By Jeff Maisey
The year was 1995. Hard-edged rock groups such as Helmet and Biohazard were all the rage. In Hampton Roads, Mindset was right on-par with these bands.
Mindset released a self-titled album and a follow-up titled A Bullet for Cinderella. Both were on German-based indie label Noise Records. The band experienced a shift in members, with Don Campbell playing guitar on the first record and John Smallwood replacing him on the second. They disbanded in 2000.
When the band reunites for its 20th anniversary on June 13 at Pancho & Luigi’s in Norfolk, Campbell and Smallwood will perform onstage together for what is sure to be a serious wall of power sound.
I recently caught up with singer Roddy Lane to learn more about their upcoming gig.
What’s behind this anniversary show?
It was accidental regarding the timing. It just so happened that our drummer Kenny, who lives down in Florida, gave me a shout and said, “Hey, see if you can book a gig for the Mindset reunion.” He suggested seeing if Johnny wanted to do it. I grabbed the baton from there. Then we wanted to get both guitar players involved. And everybody is totally down for it. We’re going to perform for the first time as a 5-piece. We’re going to cover as many of the songs as we can from both albums.
Take us back 20 years: How did Mindset form and describe the local metal scene at that time?
The timing was right. I was playing in a band when Don, Kenny and John O’Neil were working on a project and were looking for a singer. They cornered me and bought me drinks. They buttered me up to what was going to become Mindset.
The music scene was definitely different back in those days. There were a lot of bands. Music came from a more honest, agro approach. There were a lot of clubs. People supported one another as far as bands go. It was more of an inspiring time. Back in ’95 we had to actually make phone calls and talk to one another and communicate. Now you text someone in the next bedroom to find out what’s for dinner. Everything is so lazy now. We had to make fliers and go to clubs and comic book shops and put fliers up.
What can you tell us about the recording of your debut album?
For both albums we recorded them with the same production team. We recorded at Oz Studios in Baltimore. For two weeks we lived in the studio. It was surreal. When we started Mindset we had no idea that these things were going to happen, like going over to Europe and touring most of the country.
What I liked about Mindset was that you were more melodic that most metal bands of the mid-90s. Was that important in making Mindset stand out?

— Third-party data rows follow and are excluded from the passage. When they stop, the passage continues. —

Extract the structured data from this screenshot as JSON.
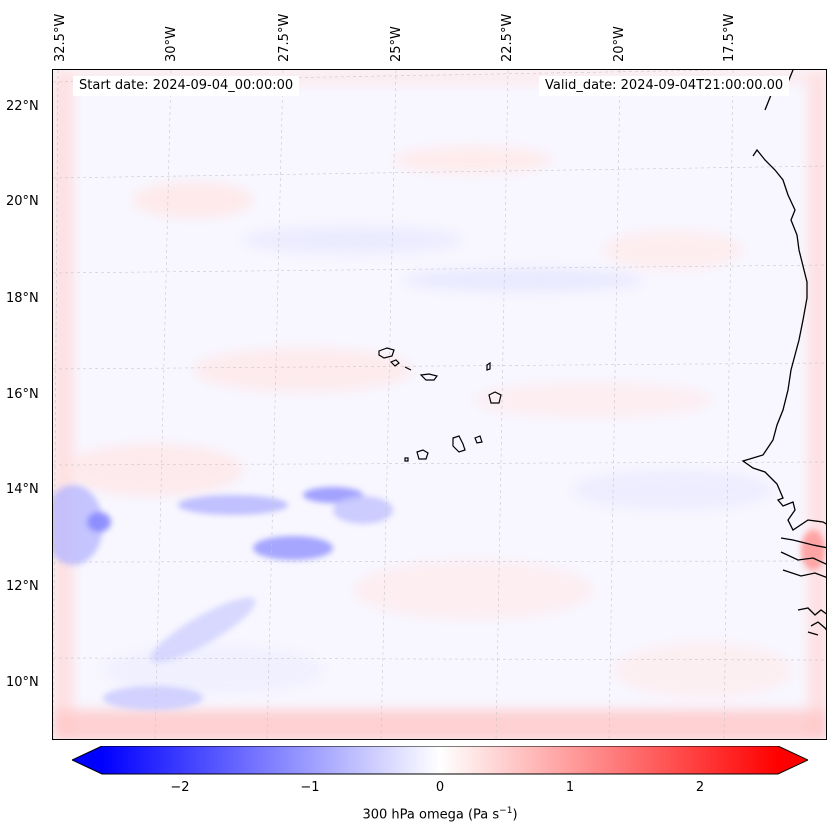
{
  "map": {
    "start_date": "Start date: 2024-09-04_00:00:00",
    "valid_date": "Valid_date: 2024-09-04T21:00:00.00",
    "longitude_labels": [
      "32.5°W",
      "30°W",
      "27.5°W",
      "25°W",
      "22.5°W",
      "20°W",
      "17.5°W"
    ],
    "latitude_labels": [
      "22°N",
      "20°N",
      "18°N",
      "16°N",
      "14°N",
      "12°N",
      "10°N"
    ]
  },
  "colorbar": {
    "ticks": [
      "−2",
      "−1",
      "0",
      "1",
      "2"
    ],
    "label": "300 hPa omega (Pa s",
    "label_exp": "−1",
    "label_end": ")",
    "min": -2.6,
    "max": 2.6,
    "colors": {
      "negative": "#0000ff",
      "neutral": "#ffffff",
      "positive": "#ff0000"
    }
  }
}
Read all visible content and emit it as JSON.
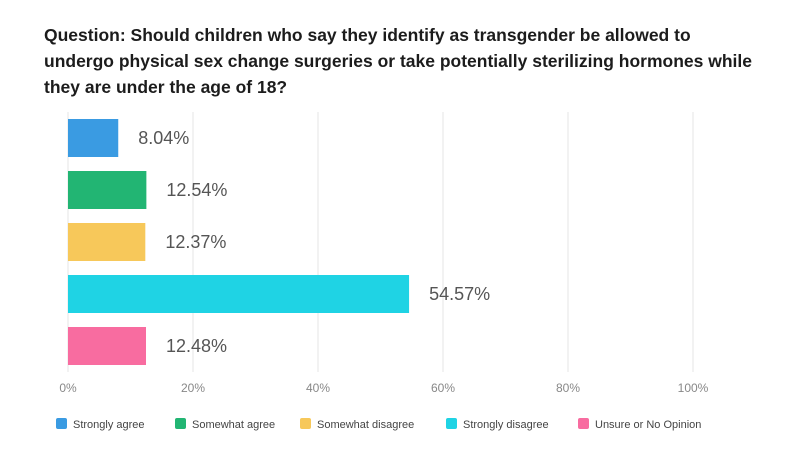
{
  "question": "Question: Should children who say they identify as transgender be allowed to undergo physical sex change surgeries or take potentially sterilizing hormones while they are under the age of 18?",
  "chart_data": {
    "type": "bar",
    "orientation": "horizontal",
    "title": "Question: Should children who say they identify as transgender be allowed to undergo physical sex change surgeries or take potentially sterilizing hormones while they are under the age of 18?",
    "categories": [
      "Strongly agree",
      "Somewhat agree",
      "Somewhat disagree",
      "Strongly disagree",
      "Unsure or No Opinion"
    ],
    "values": [
      8.04,
      12.54,
      12.37,
      54.57,
      12.48
    ],
    "data_labels": [
      "8.04%",
      "12.54%",
      "12.37%",
      "54.57%",
      "12.48%"
    ],
    "colors": [
      "#3a9be2",
      "#22b573",
      "#f7c85a",
      "#1fd3e4",
      "#f86ca0"
    ],
    "xlim": [
      0,
      100
    ],
    "x_ticks": [
      0,
      20,
      40,
      60,
      80,
      100
    ],
    "x_tick_labels": [
      "0%",
      "20%",
      "40%",
      "60%",
      "80%",
      "100%"
    ],
    "grid": true,
    "legend_position": "bottom"
  }
}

I like to think it did. The first album was definitely a little more Neanderthal. With the second album we learned to walk upright. I’m proud of both albums. Noise Records just didn’t know what to do with us. We were a band that had a lot of melodic sense. We weren’t just thrashing it out. They had enough trouble trying to market the first album, but when A Bullet for Cinderella came out it’s almost like they gave up.
The label had distribution in America and Europe. What was your European experience like as a band?
There was a metal magazine called Metal Hammer. They were sponsoring a big show in London. We flew over. We played the show in London and then we did a press junket where we went to Stockholm, Paris and Amsterdam and did a shit-load of interviews.
When we got signed it was the best of times and the worst, not to sound like a cliché. Everybody in the band gave up their homes and their jobs to go out on the road to try to be rock stars. We thought once we got signed all our trouble would be over. But shit just got heavy.
What led to the breakup of Mindset in 2000?
We had beat the horse beyond recognition. After the second album came out in 1999 we parted ways with Noise. We tried to keep it going. Out of our own pockets, we were out on the road for three to five days and then come home for two of three before going back out. We just kept doing that non-stop. We tried to build up more name recognition. We tried to get another record deal. Kid Rock took a shine to us so we recorded some demos for Atlantic Records, which went absolutely nowhere. After countless disputes with record company people coming up to us telling us we don’t have enough tattoos or this guy needs to lose weight. We were, like, “fuck you.” It was time to just call it. At that point we could see that it wasn’t really about the music anymore. We can still write kick-ass music. I don’t have any kind words to say about industry people.